Cougar Cowgirl: Daddy of ’em All

Josie Goodrich will compete Saturday after making top 12 in wildcard round


Josie Goodrich and Ruby winning third out of 140 girls in the Wildcard Round at the Cheyenne Frontier Days in Cheyenne, Wyoming.

JOSIE GOODRICH, Reporter/Copy Editor

Well, the Daddy of ‘em All has not disappointed me yet. 

As I mentioned in my last article, I am currently in Cheyenne, Wyo., at the Cheyenne Frontier Days, better known as the Daddy of ‘em All.

This is its 126th anniversary, one of the biggest and most sought out rodeos of the year for all cowboys and cowgirls. To be able to succeed here is so exciting, let alone even compete here.

The unique thing about Cheyenne is the score. I explained in my last article what the barrier is and how you have to see the calf out of a chute before you can start your run. It is usually a 2 to 4-foot range. However, here in Cheyenne, the barrier is set at 30 feet.

That means you have to let your calf get pretty far out in front of you before you can even think about going, making the times much longer and the run more difficult. 
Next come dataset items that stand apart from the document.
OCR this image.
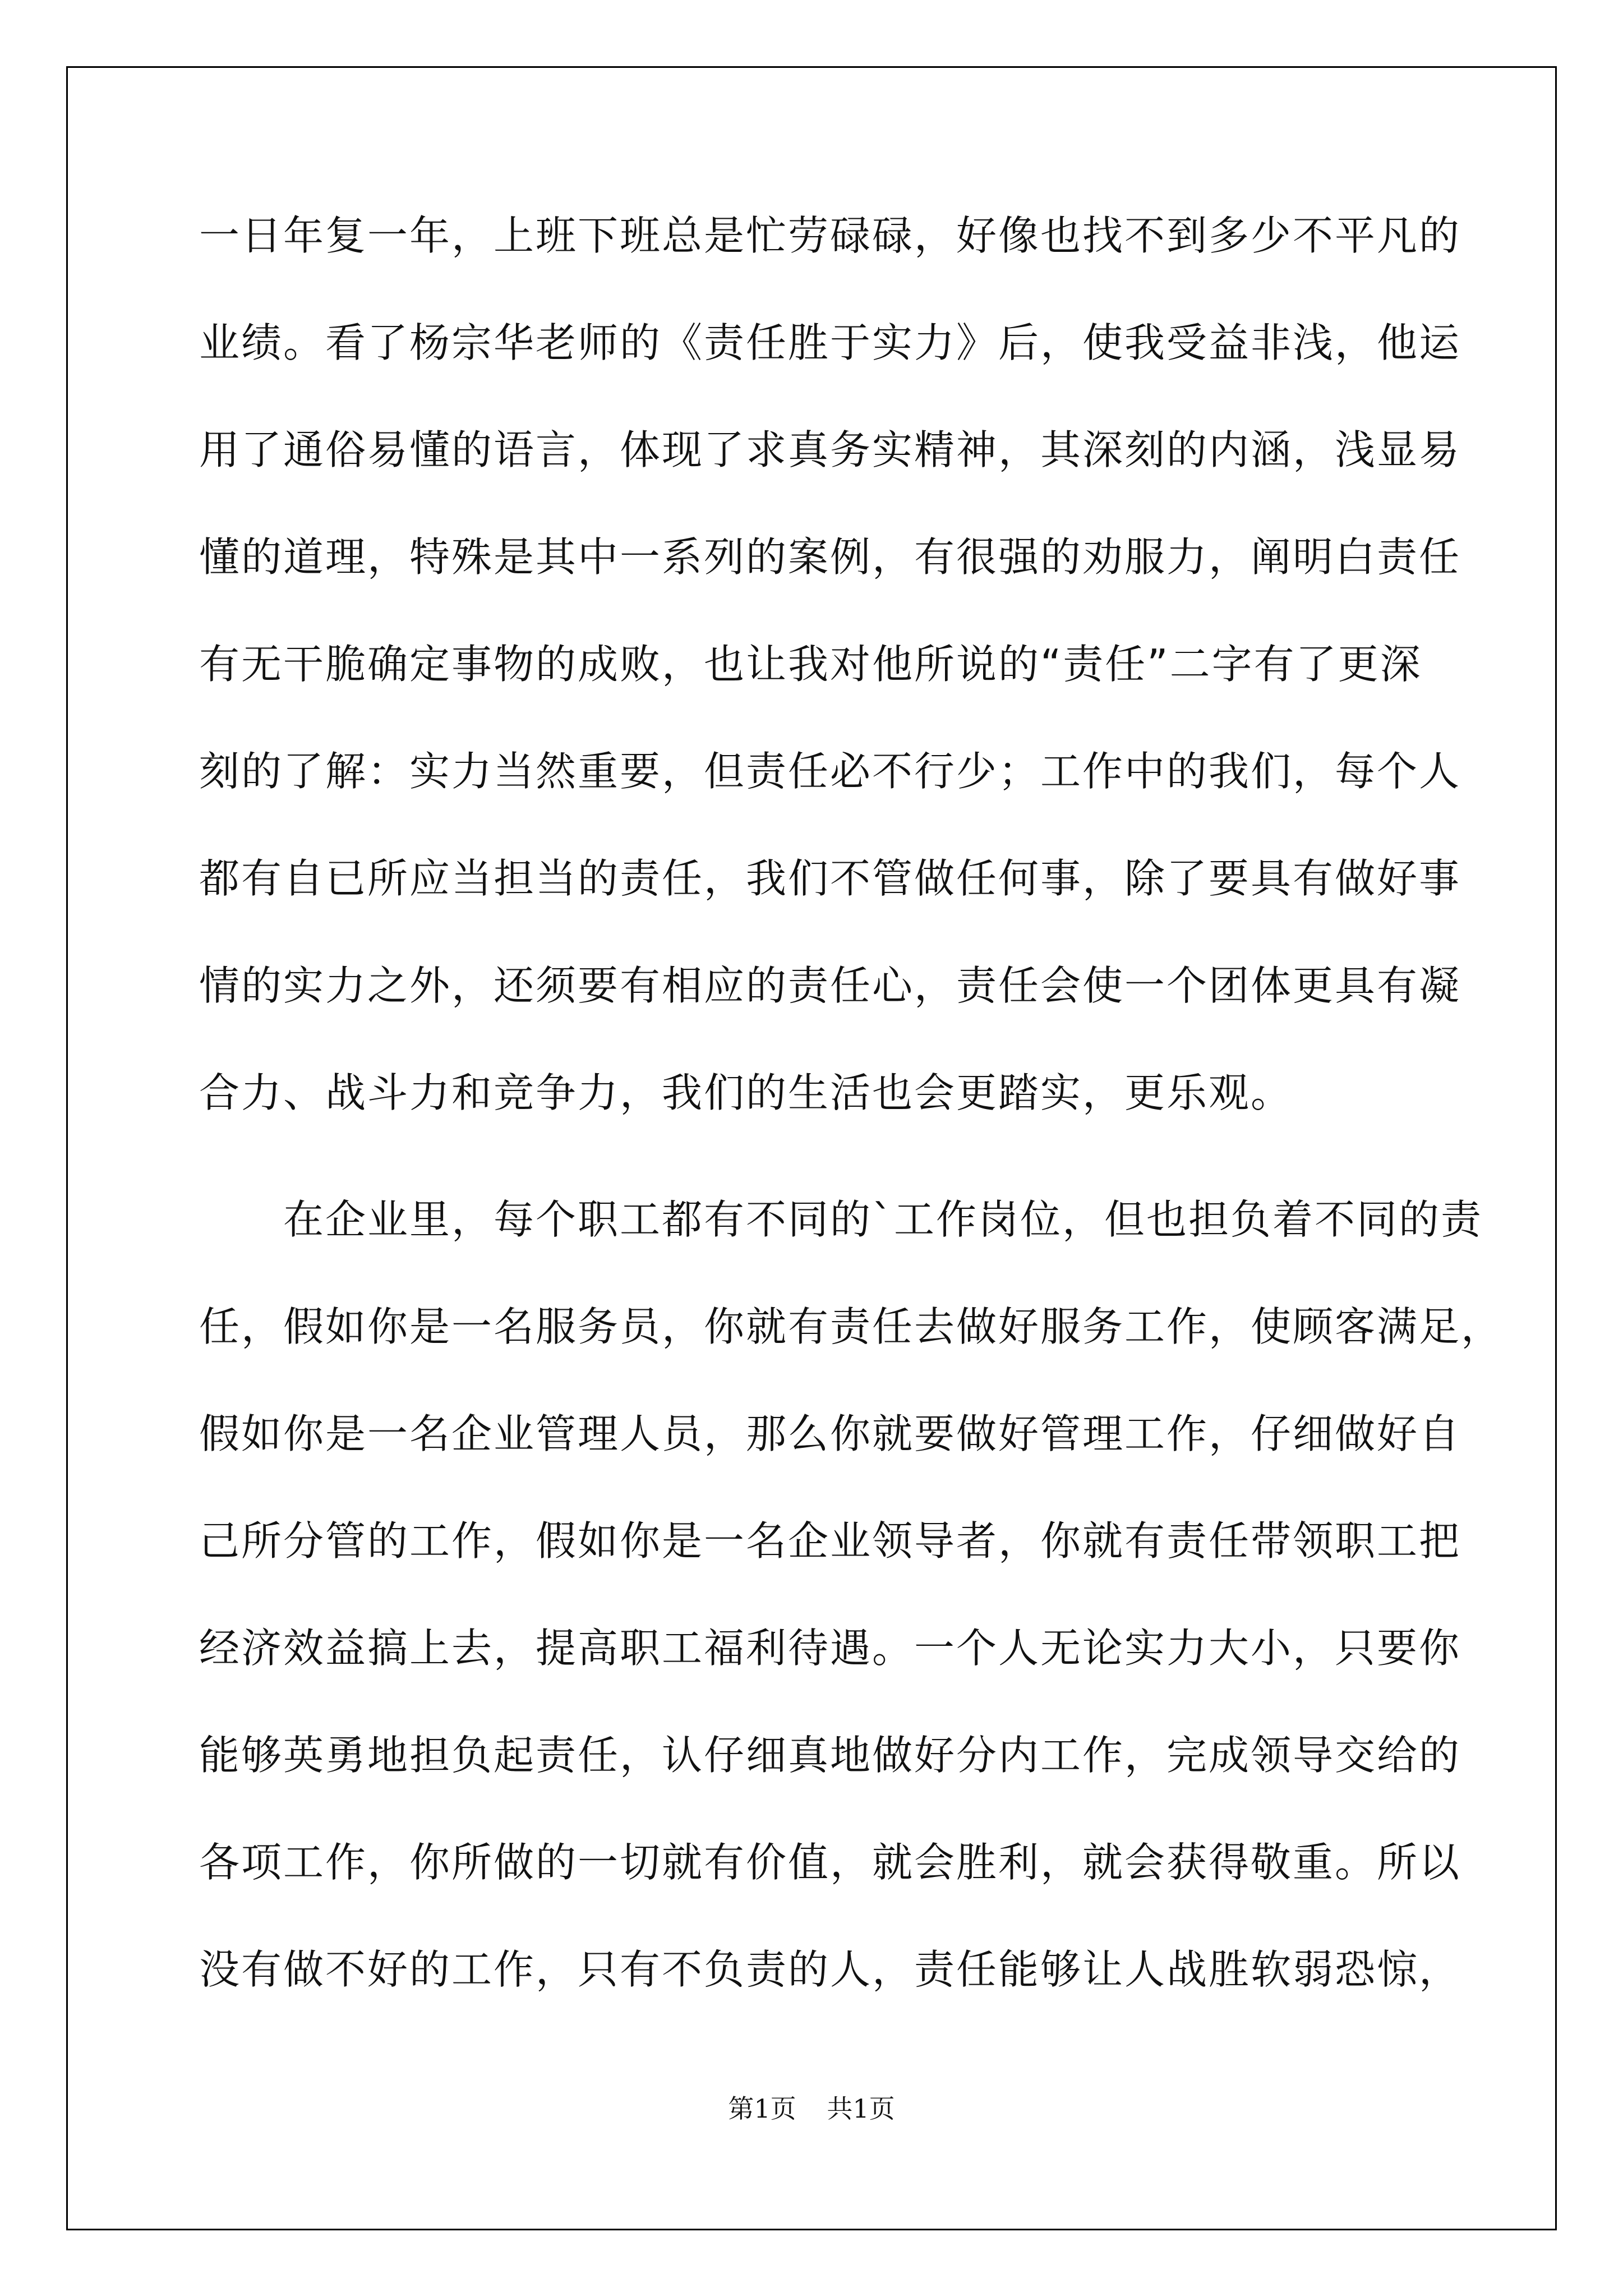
一日年复一年，上班下班总是忙劳碌碌，好像也找不到多少不平凡的
业绩。看了杨宗华老师的《责任胜于实力》后，使我受益非浅，他运
用了通俗易懂的语言，体现了求真务实精神，其深刻的内涵，浅显易
懂的道理，特殊是其中一系列的案例，有很强的劝服力，阐明白责任
有无干脆确定事物的成败，也让我对他所说的“责任”二字有了更深
刻的了解：实力当然重要，但责任必不行少；工作中的我们，每个人
都有自已所应当担当的责任，我们不管做任何事，除了要具有做好事
情的实力之外，还须要有相应的责任心，责任会使一个团体更具有凝
合力、战斗力和竞争力，我们的生活也会更踏实，更乐观。
　　在企业里，每个职工都有不同的`工作岗位，但也担负着不同的责
任，假如你是一名服务员，你就有责任去做好服务工作，使顾客满足，
假如你是一名企业管理人员，那么你就要做好管理工作，仔细做好自
己所分管的工作，假如你是一名企业领导者，你就有责任带领职工把
经济效益搞上去，提高职工福利待遇。一个人无论实力大小，只要你
能够英勇地担负起责任，认仔细真地做好分内工作，完成领导交给的
各项工作，你所做的一切就有价值，就会胜利，就会获得敬重。所以
没有做不好的工作，只有不负责的人，责任能够让人战胜软弱恐惊，
第1页 共1页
All 200 breakaway ropers who entered got the chance to rope in the qualifying round on Tuesday, where they were split into two sections of 100. In each group of 100, the top 30 get to come back in the performances next week for a shot at another calf and winning some moola.

I was in the first section of 100, 96 actually, and I roped my calf in 5.8 seconds. He was a quick lil’ sucker and was not waiting around for me by any means. 

With four girls left to go, I was sitting 29 immediately after my run. I did not think that I would even be in the top 30 with that long of a run, and I honestly thought that with four girls left to go my odds of making it were not too bad. 

I was thinking to myself, “please do not let these next four girls move me.” This is a rodeo I have dreamed about competing in forever, and I finally had my shot to make it back to the performances. 

The girl immediately after me had a run in the four-second range. Then the second girl missed. Then another miss. One girl left to go, I am holding my breath and begging the odds worked in my favor as I sit on the literal line of 30. 

She had a five-second run, just a tick faster than mine. So I was out. I felt so discouraged and thought, “of course, I would be the one who is just one hole out of making it back.”

But my chances were not over. All 140 girls who did not make it back the first day got a chance the next day, Wednesday, in the wildcard round. However, out of 140 girls, only the top 12 get to come back to the performances.

I knew that the odds were not great. I actually only had a 0.085% chance of making it back, so I kinda just planned on roping the best that I could and hoping it was fast enough.

The wildcard round brought the scorching hot heat. With a broken arena record of 3.0 seconds and a ton of 3-second runs, which is very uncommon in Cheyenne, everyone was slinging their ropes and going balls to the walls. 

My turn came at 76, a little over halfway through, with a lot of tough girls still to go. I drew a good calf, but I knew I needed to be on the barrier, whether I broke out or not if I wanted a chance to make it back.

I nodded my head and started to let Ruby do her thing when I heard the guy behind me telling me to slow down. Ruby is running at ‘em and I am trying to pull her up just enough to make it by the barrier, but there really was not much I could do at that point.

I caught up quickly, took my shot as I approached and pulled my slack. I’m surprised I did not give myself whiplash for how fast I turned my head around to see if I broke the barrier, so much to the point I really did not even stop my horse after I roped.

Awesomely enough, I was clean at the barrier with a time of 3.4 seconds, just four-tenths of a second off the arena record. I split third and fourth place out of 140 girls and made it back to the Saturday performance at the Daddy of ‘em All.

I tried to act cool, but the grin I had could be seen from a mile away. This is my first big rodeo, and for the goals I have set for myself, this is exactly what I was hoping I would get out of it.

All in all, Cheyenne has treated me nicely so far. I have potentially — and hopefully — three runs left, but one for sure on Saturday. 

I am sweaty, tired and have nothing to do for the next two days until my performance, but I would rather be here in this trailer than on my way back to Oregon.

Last Friday in Chelan I won second in the round with a 2.9-second run, keeping me at my number two spot in the Columbia River Circuit. 

I am so happy with how far my roping has come, and every time I do well I look forward to writing about it and keeping you all up to date on my journey. 

Next week I hope I can tell you that I did good in my performance and am coming back to the semifinals. Until then, tune in Saturday night live on the Cowboy Channel to watch the Cougar Cowgirl get it done at the Daddy of ‘em All.